Document Type
Article
Publication Title
Utah Law Review
Publication Date
2016
Volume
2016
First Page
831
Abstract
(Excerpt)
In a tragic case that received international attention, 15-year-old Phoebe Prince killed herself after being bullied—both physically and online—by some of her classmates. Phoebe had moved to Massachusetts from a small town in Ireland, enrolling as a freshman at South Hadley High School. After a brief relationship with a popular boy in the senior class, the taunting by her classmates began. Some students called her an “Irish slut” and a “whore,” knocked things out of her hands, and sent her threatening texts. Some of the students used Facebook and Twitter to speak badly about her. Phoebe suffered this treatment for three months and then hung herself on the stairwell of her home on January 14, 2010. Stories like this led the Massachusetts legislature to create and implement a comprehensive antibullying law.
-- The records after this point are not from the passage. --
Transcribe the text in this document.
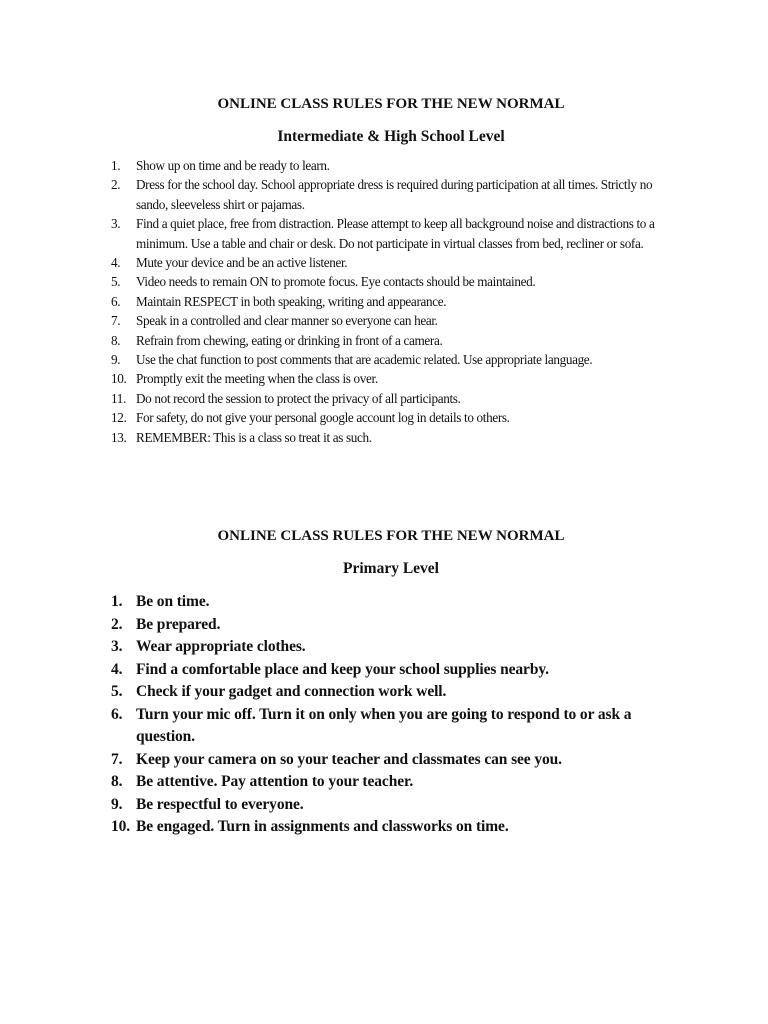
ONLINE CLASS RULES FOR THE NEW NORMAL
Intermediate & High School Level
1. Show up on time and be ready to learn.
2. Dress for the school day. School appropriate dress is required during participation at all times. Strictly no sando, sleeveless shirt or pajamas.
3. Find a quiet place, free from distraction. Please attempt to keep all background noise and distractions to a minimum. Use a table and chair or desk. Do not participate in virtual classes from bed, recliner or sofa.
4. Mute your device and be an active listener.
5. Video needs to remain ON to promote focus. Eye contacts should be maintained.
6. Maintain RESPECT in both speaking, writing and appearance.
7. Speak in a controlled and clear manner so everyone can hear.
8. Refrain from chewing, eating or drinking in front of a camera.
9. Use the chat function to post comments that are academic related. Use appropriate language.
10. Promptly exit the meeting when the class is over.
11. Do not record the session to protect the privacy of all participants.
12. For safety, do not give your personal google account log in details to others.
13. REMEMBER: This is a class so treat it as such.
ONLINE CLASS RULES FOR THE NEW NORMAL
Primary Level
1. Be on time.
2. Be prepared.
3. Wear appropriate clothes.
4. Find a comfortable place and keep your school supplies nearby.
5. Check if your gadget and connection work well.
6. Turn your mic off. Turn it on only when you are going to respond to or ask a question.
7. Keep your camera on so your teacher and classmates can see you.
8. Be attentive. Pay attention to your teacher.
9. Be respectful to everyone.
10. Be engaged. Turn in assignments and classworks on time.
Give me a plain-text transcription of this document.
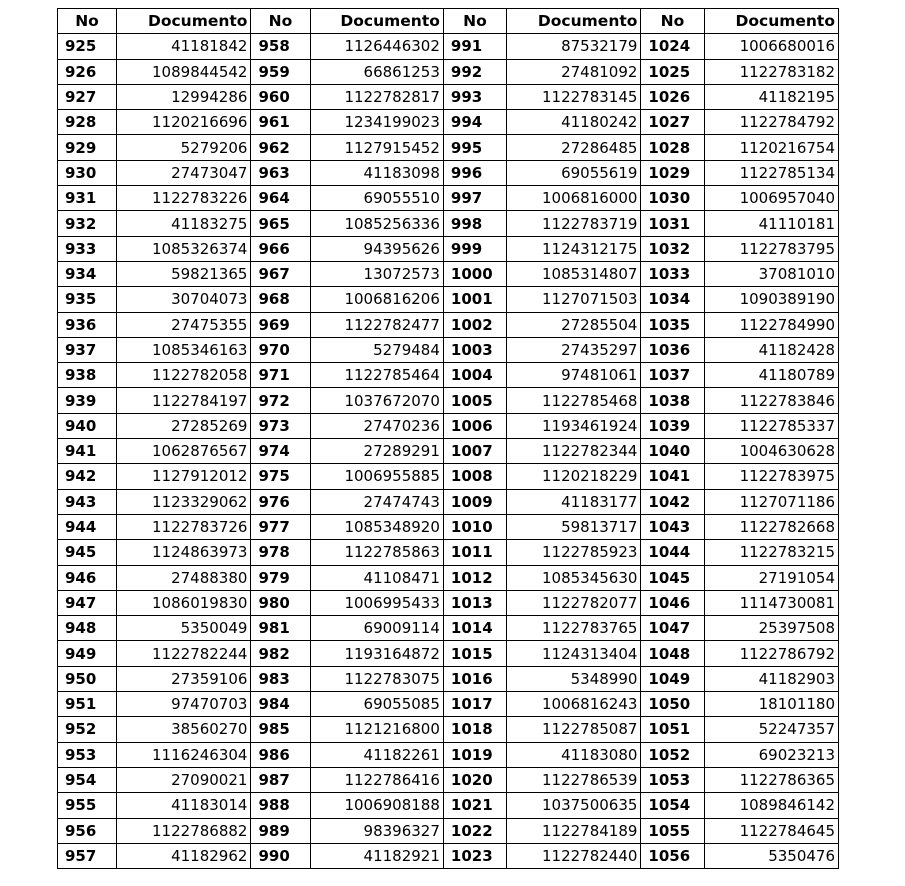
No	Documento	No	Documento	No	Documento	No	Documento
925	41181842	958	1126446302	991	87532179	1024	1006680016
926	1089844542	959	66861253	992	27481092	1025	1122783182
927	12994286	960	1122782817	993	1122783145	1026	41182195
928	1120216696	961	1234199023	994	41180242	1027	1122784792
929	5279206	962	1127915452	995	27286485	1028	1120216754
930	27473047	963	41183098	996	69055619	1029	1122785134
931	1122783226	964	69055510	997	1006816000	1030	1006957040
932	41183275	965	1085256336	998	1122783719	1031	41110181
933	1085326374	966	94395626	999	1124312175	1032	1122783795
934	59821365	967	13072573	1000	1085314807	1033	37081010
935	30704073	968	1006816206	1001	1127071503	1034	1090389190
936	27475355	969	1122782477	1002	27285504	1035	1122784990
937	1085346163	970	5279484	1003	27435297	1036	41182428
938	1122782058	971	1122785464	1004	97481061	1037	41180789
939	1122784197	972	1037672070	1005	1122785468	1038	1122783846
940	27285269	973	27470236	1006	1193461924	1039	1122785337
941	1062876567	974	27289291	1007	1122782344	1040	1004630628
942	1127912012	975	1006955885	1008	1120218229	1041	1122783975
943	1123329062	976	27474743	1009	41183177	1042	1127071186
944	1122783726	977	1085348920	1010	59813717	1043	1122782668
945	1124863973	978	1122785863	1011	1122785923	1044	1122783215
946	27488380	979	41108471	1012	1085345630	1045	27191054
947	1086019830	980	1006995433	1013	1122782077	1046	1114730081
948	5350049	981	69009114	1014	1122783765	1047	25397508
949	1122782244	982	1193164872	1015	1124313404	1048	1122786792
950	27359106	983	1122783075	1016	5348990	1049	41182903
951	97470703	984	69055085	1017	1006816243	1050	18101180
952	38560270	985	1121216800	1018	1122785087	1051	52247357
953	1116246304	986	41182261	1019	41183080	1052	69023213
954	27090021	987	1122786416	1020	1122786539	1053	1122786365
955	41183014	988	1006908188	1021	1037500635	1054	1089846142
956	1122786882	989	98396327	1022	1122784189	1055	1122784645
957	41182962	990	41182921	1023	1122782440	1056	5350476
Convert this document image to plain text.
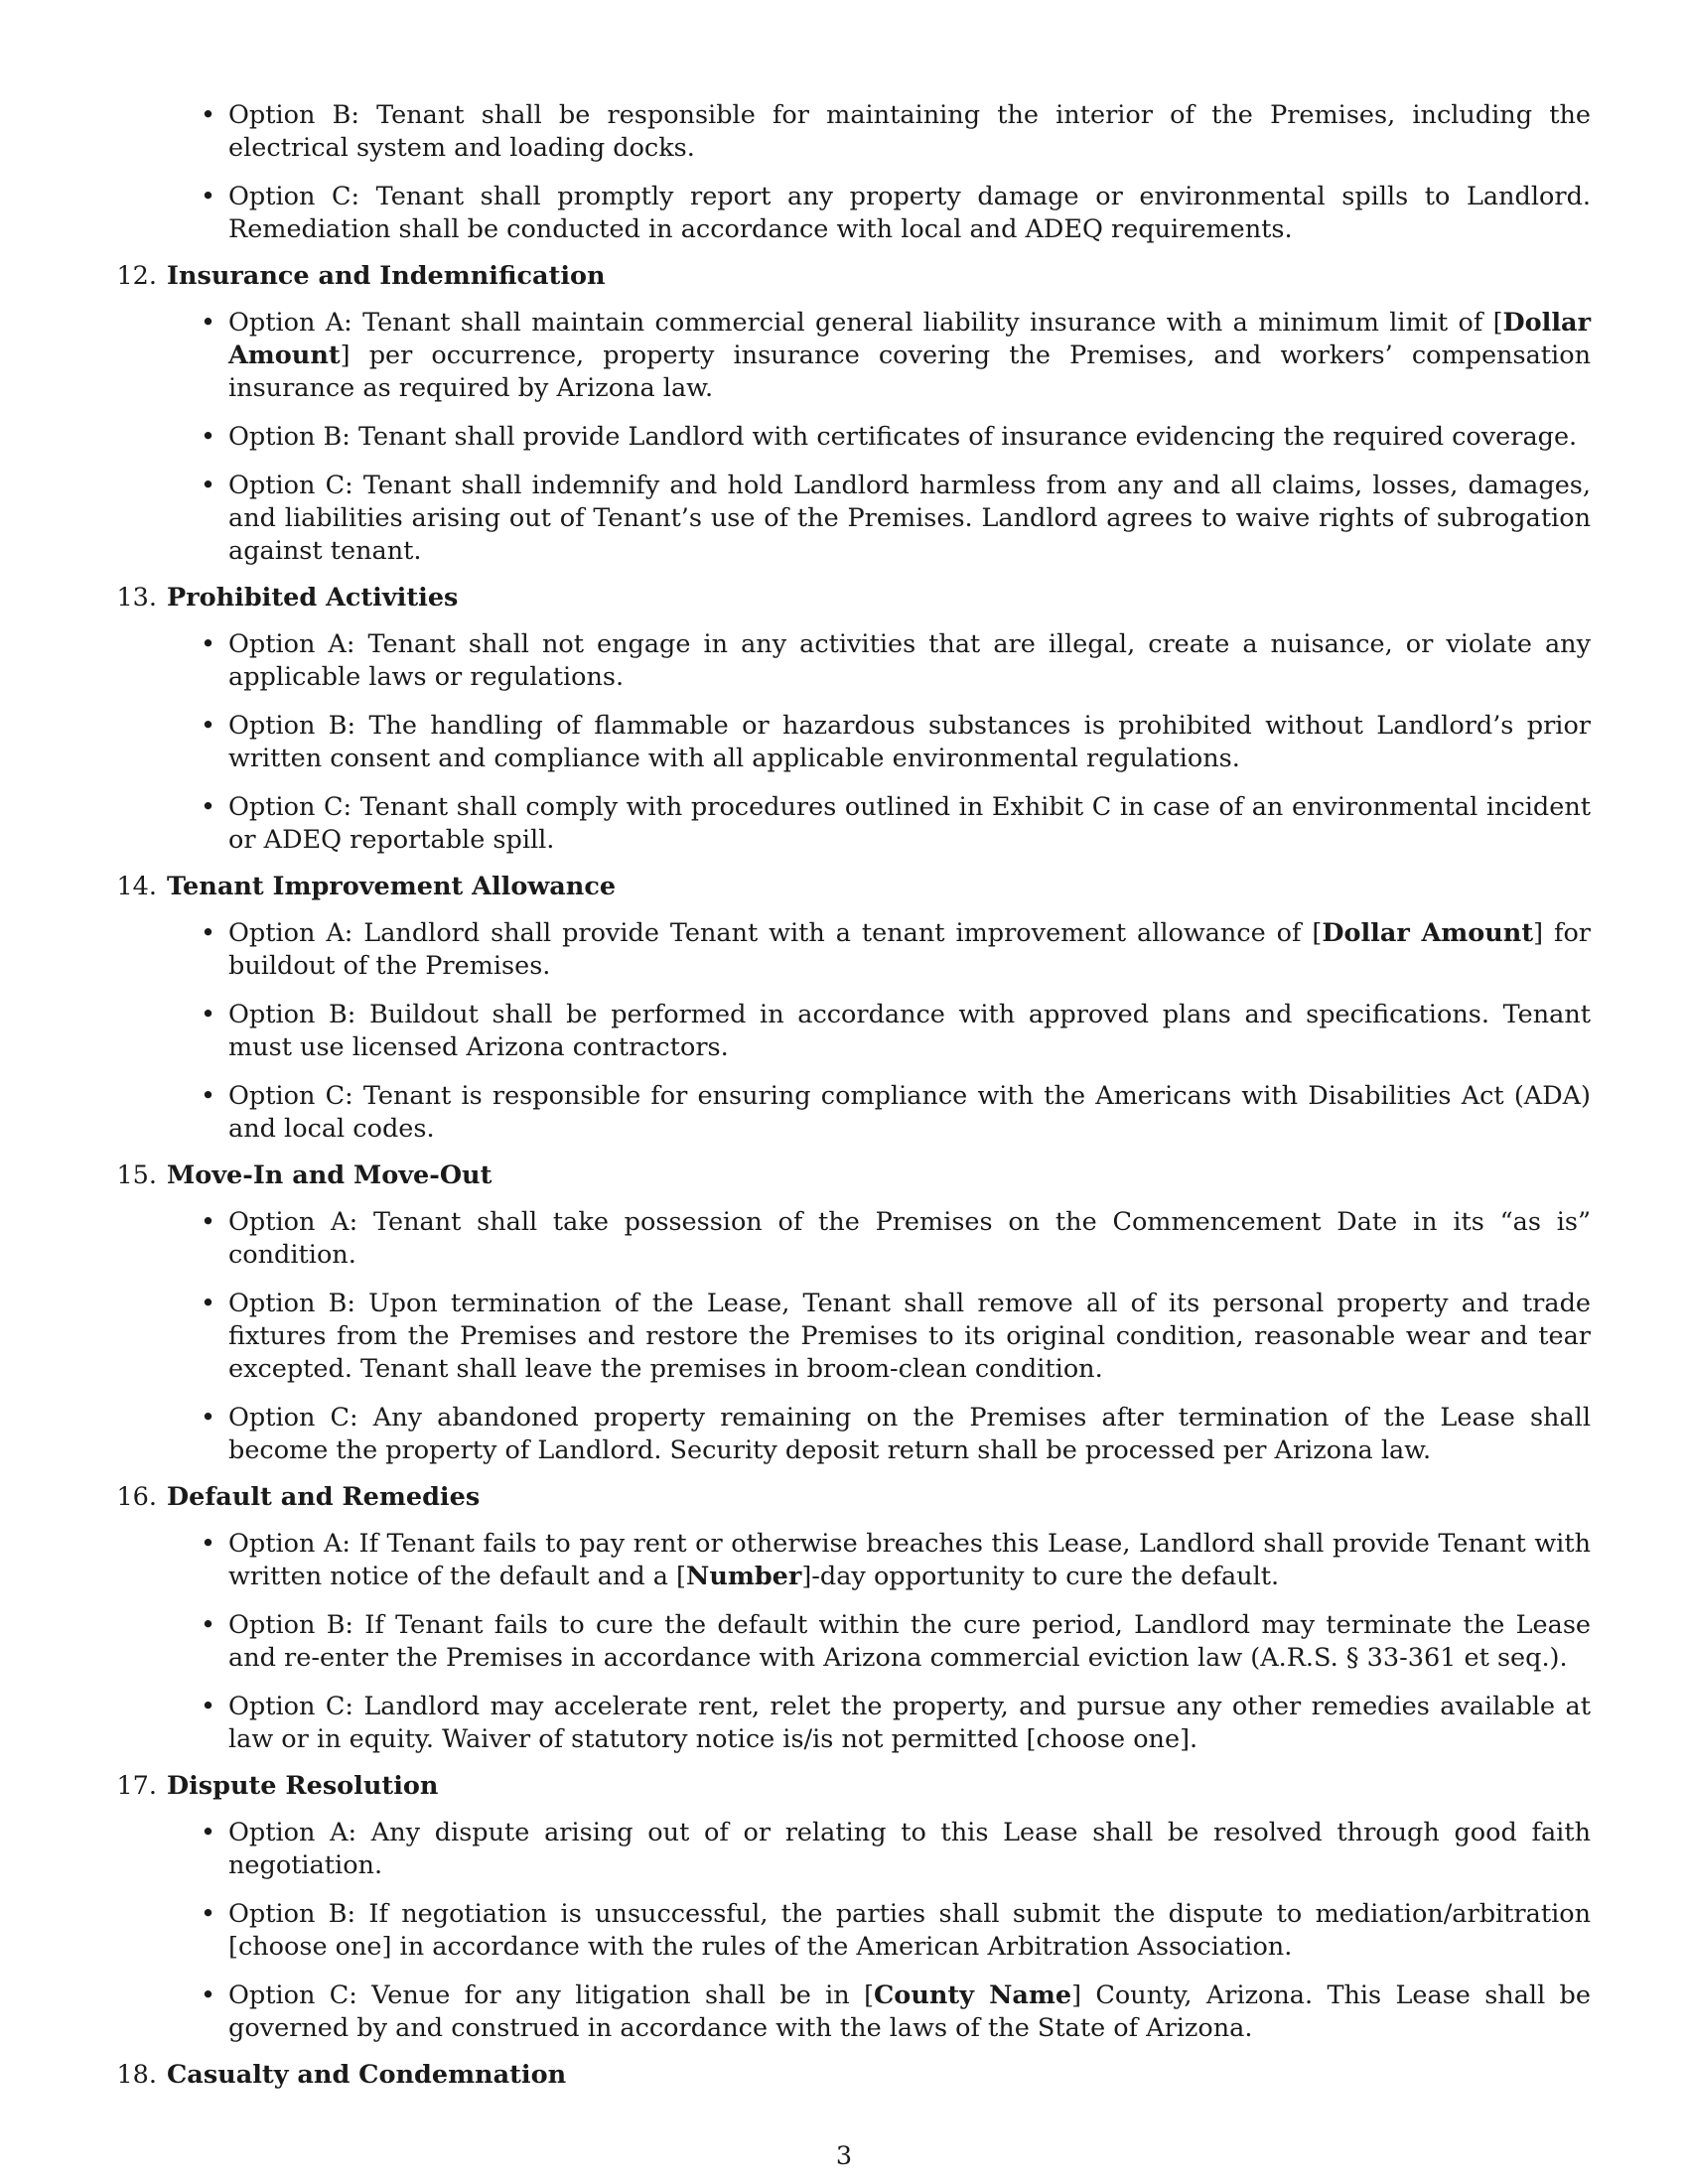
• Option B: Tenant shall be responsible for maintaining the interior of the Premises, including the electrical system and loading docks.
• Option C: Tenant shall promptly report any property damage or environmental spills to Landlord. Remediation shall be conducted in accordance with local and ADEQ requirements.
12. Insurance and Indemnification
• Option A: Tenant shall maintain commercial general liability insurance with a minimum limit of [Dollar Amount] per occurrence, property insurance covering the Premises, and workers’ compensation insurance as required by Arizona law.
• Option B: Tenant shall provide Landlord with certificates of insurance evidencing the required coverage.
• Option C: Tenant shall indemnify and hold Landlord harmless from any and all claims, losses, damages, and liabilities arising out of Tenant’s use of the Premises. Landlord agrees to waive rights of subrogation against tenant.
13. Prohibited Activities
• Option A: Tenant shall not engage in any activities that are illegal, create a nuisance, or violate any applicable laws or regulations.
• Option B: The handling of flammable or hazardous substances is prohibited without Landlord’s prior written consent and compliance with all applicable environmental regulations.
• Option C: Tenant shall comply with procedures outlined in Exhibit C in case of an environmental incident or ADEQ reportable spill.
14. Tenant Improvement Allowance
• Option A: Landlord shall provide Tenant with a tenant improvement allowance of [Dollar Amount] for buildout of the Premises.
• Option B: Buildout shall be performed in accordance with approved plans and specifications. Tenant must use licensed Arizona contractors.
• Option C: Tenant is responsible for ensuring compliance with the Americans with Disabilities Act (ADA) and local codes.
15. Move-In and Move-Out
• Option A: Tenant shall take possession of the Premises on the Commencement Date in its “as is” condition.
• Option B: Upon termination of the Lease, Tenant shall remove all of its personal property and trade fixtures from the Premises and restore the Premises to its original condition, reasonable wear and tear excepted. Tenant shall leave the premises in broom-clean condition.
• Option C: Any abandoned property remaining on the Premises after termination of the Lease shall become the property of Landlord. Security deposit return shall be processed per Arizona law.
16. Default and Remedies
• Option A: If Tenant fails to pay rent or otherwise breaches this Lease, Landlord shall provide Tenant with written notice of the default and a [Number]-day opportunity to cure the default.
• Option B: If Tenant fails to cure the default within the cure period, Landlord may terminate the Lease and re-enter the Premises in accordance with Arizona commercial eviction law (A.R.S. § 33-361 et seq.).
• Option C: Landlord may accelerate rent, relet the property, and pursue any other remedies available at law or in equity. Waiver of statutory notice is/is not permitted [choose one].
17. Dispute Resolution
• Option A: Any dispute arising out of or relating to this Lease shall be resolved through good faith negotiation.
• Option B: If negotiation is unsuccessful, the parties shall submit the dispute to mediation/arbitration [choose one] in accordance with the rules of the American Arbitration Association.
• Option C: Venue for any litigation shall be in [County Name] County, Arizona. This Lease shall be governed by and construed in accordance with the laws of the State of Arizona.
18. Casualty and Condemnation
3
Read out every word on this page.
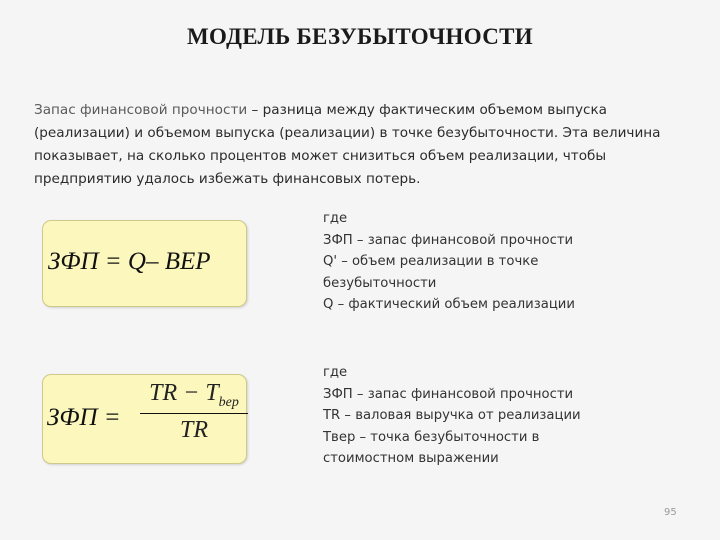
МОДЕЛЬ БЕЗУБЫТОЧНОСТИ
Запас финансовой прочности – разница между фактическим объемом выпуска (реализации) и объемом выпуска (реализации) в точке безубыточности. Эта величина показывает, на сколько процентов может снизиться объем реализации, чтобы предприятию удалось избежать финансовых потерь.
ЗФП = Q– BEP
где
ЗФП – запас финансовой прочности
Q' – объем реализации в точке
безубыточности
Q – фактический объем реализации
ЗФП =
TR − $T_{bep}$
TR
где
ЗФП – запас финансовой прочности
TR – валовая выручка от реализации
Tвер – точка безубыточности в
стоимостном выражении
95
Phoebe Prince was the victim of bullying and cyberbullying. Bullying refers to “a specific type of aggression in which (1) the behavior is intended to harm or disturb, (2) the behavior occurs repeatedly over time, and (3) there is an imbalance of power, with a more powerful person or group attacking a less powerful one.” The aggression can be verbal (e.g., persistent name-calling), physical (e.g., hitting), or psychological (e.g., spreading humiliating rumors). In differentiating bullying from other forms of harmful behavior, Sameer Hinduja and Justin W. Patchin, observe the following distinctions:
• When someone says or does something unintentionally hurtful and they do it once, that’s rude.
• When someone says or does something intentionally hurtful and they do it once, that’s mean.
• When someone says or does something intentionally hurtful and they keep doing it—even when you tell them to stop or show them that you’re upset—that’s bullying.
Cyberbullying is similar to traditional bullying, but it involves the use of electronic devices and social media platforms to commit this intentional and repeated aggression—namely verbal and psychological attacks—against weaker victims. For reasons I give in this Article, cyberbullying has some unique characteristics that make it much more dangerous than offline bullying. Indeed, cyberbullying is so harmful that it should be given diminished First Amendment protection as schools seek ways to regulate it.